Tim Montgomery interviewed in jail. ( Sprinter who worked with BALCO )

"The crucial conversation took place at Graham’s house one evening. Graham started telling him about power, about how he was too slight; he was so blatant he started showing Montgomery a video of Ben Johnson to demonstrate his point. “He was saying to me, ‘There’s no telling what you can do when you’re using steroids,’ ” Montgomery says.

It is at this point that most reasonable people would stop to think and to examine their conscience — because this was the moment when Montgomery crossed the line. But, as he explains, conscience did not enter the equation. “I was thinking, ‘This is the green light,’ ” he says. “All I wanted was the big Nike contract, the commercials, I wanted to be the star.”


His next stop was over the Mexico border to follow up on the introduction to Angel Heredia, whom Graham used as the supplier of performance-enhancing drugs to his athletes.


Montgomery claims that he was shown paperwork showing Heredia’s various clients and he asserts that one of the names he saw was Greene.


This allegation has been aired before, by Heredia, although Greene has denied that he ever used drugs. When evidence was published last year of a bank transaction and blood analysis in Greene’s name, Greene said that he disapproved of doping and that everything he bought from Heredia was destined for others in his training group, not himself.


But Montgomery’s attitude, on meeting Heredia, was that he had finally arrived. Was he concerned about getting caught? “No,” he says. “Being suspended for two years didn’t cross my mind. Other people weren’t getting caught. Angel’s father told me, ‘It clears your system in 12 days; all you have to do is hide for 12 days.’

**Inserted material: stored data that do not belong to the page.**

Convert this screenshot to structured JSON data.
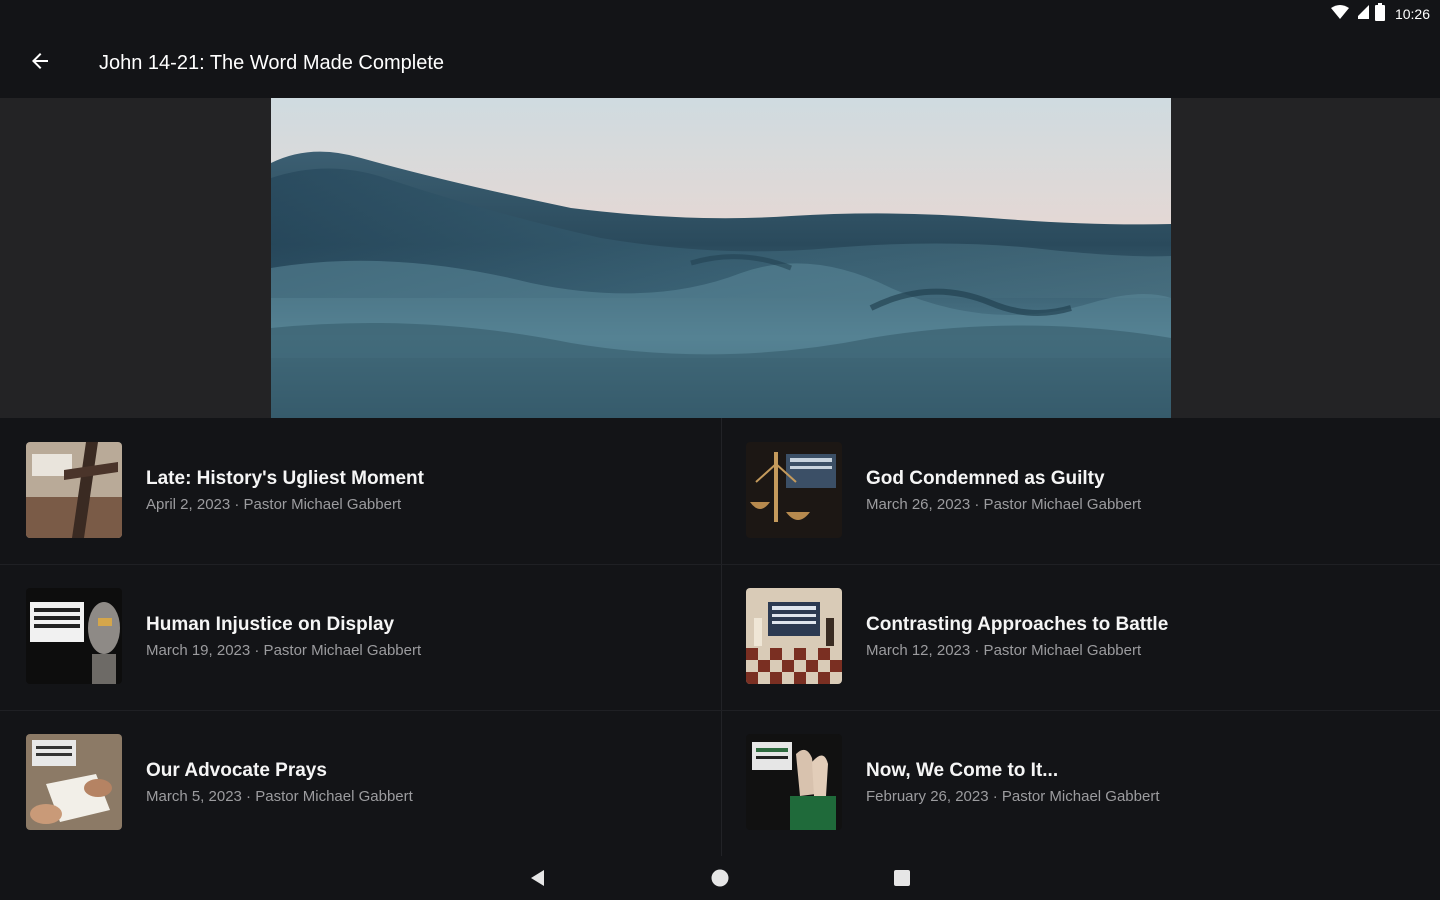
{
  "status_bar": {
    "time": "10:26",
    "icons": [
      "wifi-icon",
      "signal-icon",
      "battery-icon"
    ]
  },
  "app_bar": {
    "back_icon": "arrow-back-icon",
    "title": "John 14-21: The Word Made Complete"
  },
  "hero": {
    "image_description_icon": "ocean-wave-image"
  },
  "sermons": [
    {
      "title": "Late: History's Ugliest Moment",
      "subtitle": "April 2, 2023 · Pastor Michael Gabbert",
      "thumb": "cross-thumbnail"
    },
    {
      "title": "God Condemned as Guilty",
      "subtitle": "March 26, 2023 · Pastor Michael Gabbert",
      "thumb": "scales-thumbnail"
    },
    {
      "title": "Human Injustice on Display",
      "subtitle": "March 19, 2023 · Pastor Michael Gabbert",
      "thumb": "statue-thumbnail"
    },
    {
      "title": "Contrasting Approaches to Battle",
      "subtitle": "March 12, 2023 · Pastor Michael Gabbert",
      "thumb": "chess-thumbnail"
    },
    {
      "title": "Our Advocate Prays",
      "subtitle": "March 5, 2023 · Pastor Michael Gabbert",
      "thumb": "hands-thumbnail"
    },
    {
      "title": "Now, We Come to It...",
      "subtitle": "February 26, 2023 · Pastor Michael Gabbert",
      "thumb": "raised-hands-thumbnail"
    }
  ],
  "nav_bar": {
    "buttons": [
      "back-triangle-icon",
      "home-circle-icon",
      "recents-square-icon"
    ]
  },
  "colors": {
    "background": "#131417",
    "hero_band": "#232325",
    "subtitle": "#9c9c9f"
  }
}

“So for 12 days, we would turn the lights on at the track, train at night and stay in hotels in the day. When I lived with Marion, I got cameras put on the gates so if a tester came, I’d know not to answer the door.”

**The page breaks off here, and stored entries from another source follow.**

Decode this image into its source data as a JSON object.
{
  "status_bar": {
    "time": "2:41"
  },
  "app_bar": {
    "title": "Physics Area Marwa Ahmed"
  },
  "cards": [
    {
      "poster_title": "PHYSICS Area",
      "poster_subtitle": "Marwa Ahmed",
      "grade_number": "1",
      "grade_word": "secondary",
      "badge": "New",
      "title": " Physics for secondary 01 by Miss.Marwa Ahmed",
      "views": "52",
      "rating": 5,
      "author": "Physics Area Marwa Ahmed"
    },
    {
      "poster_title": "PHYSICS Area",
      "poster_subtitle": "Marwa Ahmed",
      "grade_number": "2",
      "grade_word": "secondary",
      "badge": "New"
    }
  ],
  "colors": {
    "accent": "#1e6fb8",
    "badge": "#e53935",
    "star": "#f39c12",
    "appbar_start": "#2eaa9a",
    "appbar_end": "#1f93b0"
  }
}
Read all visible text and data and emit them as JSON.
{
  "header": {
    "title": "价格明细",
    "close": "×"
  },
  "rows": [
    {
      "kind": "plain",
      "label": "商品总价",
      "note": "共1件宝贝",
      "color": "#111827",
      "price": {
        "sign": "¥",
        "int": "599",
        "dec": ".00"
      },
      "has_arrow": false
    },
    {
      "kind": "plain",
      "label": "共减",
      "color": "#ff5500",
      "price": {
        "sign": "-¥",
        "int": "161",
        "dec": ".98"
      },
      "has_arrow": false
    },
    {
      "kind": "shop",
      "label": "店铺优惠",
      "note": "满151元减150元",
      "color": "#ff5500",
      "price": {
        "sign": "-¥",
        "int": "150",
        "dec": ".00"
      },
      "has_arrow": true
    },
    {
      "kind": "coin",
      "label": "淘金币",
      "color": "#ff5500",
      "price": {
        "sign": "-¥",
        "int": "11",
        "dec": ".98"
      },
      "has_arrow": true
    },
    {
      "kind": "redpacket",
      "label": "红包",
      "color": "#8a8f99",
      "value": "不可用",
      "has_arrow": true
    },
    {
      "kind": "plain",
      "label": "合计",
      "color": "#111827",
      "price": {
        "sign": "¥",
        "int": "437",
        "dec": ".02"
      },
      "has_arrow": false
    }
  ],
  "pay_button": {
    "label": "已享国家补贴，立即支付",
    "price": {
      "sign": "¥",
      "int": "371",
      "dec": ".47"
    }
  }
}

Real improvement, though, did not come for another year, until the advent of Project World Record. By now, Graham had switched suppliers and was working with Victor Conte, the founder of the Bay Area Laboratory Co-operative (Balco) in Burlingame, California. Project World Record was designed specifically to turn Montgomery into the world’s fastest man and it was born in a Balco meeting room with none other than Charlie Francis, the former coach of Ben Johnson, as a specialist consultant.


Once again, this did not trigger Montgomery’s concern but, instead, his ambition. “I knew I was getting the edge,” he says. “I knew we were beating the system. But the system had been beating me. Charlie said to me, ‘Tim, you have the ability to be the world record-holder.’ I don’t think there’s a person in sprinting smarter than Charlie Francis.”

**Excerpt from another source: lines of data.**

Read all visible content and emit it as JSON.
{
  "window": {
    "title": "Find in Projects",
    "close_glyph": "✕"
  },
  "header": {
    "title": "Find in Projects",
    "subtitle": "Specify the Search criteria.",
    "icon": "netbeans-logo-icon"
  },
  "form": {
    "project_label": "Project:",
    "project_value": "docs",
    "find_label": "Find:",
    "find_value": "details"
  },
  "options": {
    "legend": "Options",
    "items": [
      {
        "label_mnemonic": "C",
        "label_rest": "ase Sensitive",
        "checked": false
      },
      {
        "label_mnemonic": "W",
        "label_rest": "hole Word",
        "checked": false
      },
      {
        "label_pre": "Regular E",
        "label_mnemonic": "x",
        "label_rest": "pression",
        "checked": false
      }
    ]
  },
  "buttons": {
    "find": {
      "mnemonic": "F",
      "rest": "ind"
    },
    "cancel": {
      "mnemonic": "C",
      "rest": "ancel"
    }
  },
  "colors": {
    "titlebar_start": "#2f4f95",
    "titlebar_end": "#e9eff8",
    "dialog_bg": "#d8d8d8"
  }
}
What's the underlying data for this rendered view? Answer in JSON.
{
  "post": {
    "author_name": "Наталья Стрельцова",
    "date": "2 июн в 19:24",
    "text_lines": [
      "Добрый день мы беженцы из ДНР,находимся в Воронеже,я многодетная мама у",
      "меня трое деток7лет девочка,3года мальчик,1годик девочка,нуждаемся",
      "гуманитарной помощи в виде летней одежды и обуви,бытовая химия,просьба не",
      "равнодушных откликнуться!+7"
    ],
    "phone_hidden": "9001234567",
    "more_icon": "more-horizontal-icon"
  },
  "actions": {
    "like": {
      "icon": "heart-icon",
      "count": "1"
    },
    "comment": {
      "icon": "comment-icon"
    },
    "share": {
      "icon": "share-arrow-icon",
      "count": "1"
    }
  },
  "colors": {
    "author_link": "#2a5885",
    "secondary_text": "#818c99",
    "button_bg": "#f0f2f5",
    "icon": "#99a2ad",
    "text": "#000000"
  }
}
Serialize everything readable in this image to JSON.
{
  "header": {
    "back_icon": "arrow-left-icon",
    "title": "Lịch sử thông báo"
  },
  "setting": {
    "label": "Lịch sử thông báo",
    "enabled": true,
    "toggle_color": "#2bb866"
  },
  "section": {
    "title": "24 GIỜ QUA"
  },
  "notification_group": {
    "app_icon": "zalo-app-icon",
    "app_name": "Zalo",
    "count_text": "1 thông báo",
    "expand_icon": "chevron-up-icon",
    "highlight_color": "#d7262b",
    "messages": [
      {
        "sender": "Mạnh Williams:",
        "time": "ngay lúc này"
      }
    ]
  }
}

Sure enough, Francis was right. In 2001, Greene just stayed ahead of Montgomery and in 2002, Montgomery finally reeled him in, beating him comprehensively in a grand prix in Brussels. Montgomery says: “Maurice came up to me after that and said, ‘You’re there, huh?’ And I said, ‘It was only a matter of time.’ But after I got fast, Maurice ducked a lot of races. You could see the mojo had changed. You can see in an athlete when you’ve got ’em, when you’ve taken the fight out of them.”


Two weeks after the Brussels meeting, Montgomery ran his 9.78sec in Paris. It was as fast as he would ever get, the height from which he began his long descent.


Two points about Montgomery that accentuate how much talent he had and how much he abused it. One: his world record may have been wiped but he insists he did it clean. The drugs that Conte gave him, he says, gave him terrible stomach cramps so he quit them and, in 2002, started taking clean nutritional supplements instead. Yet he realises few would believe him. “I know my word is like lunchmeat, you can take it or leave it,” he says. Two: because he was more interested in the rewards of winning than winning itself, he will never know quite where his natural talent might have taken him.


“I had all the natural elements to achieve what I wanted, as long as I put in 100 per cent,” he says. “But I never did. Because I wanted to be the person in the nightclub, partying, getting by in life.”


But his life started to crumple after Balco was raided in September 2003. A year later, he was fighting a doping charge and needed to fund growing legal fees. “I had been living beyond my means from the track world anyway,” he says. “I needed money and the only way I knew how to make money was drugs.” In other words, he used one crime to fund his defence against another.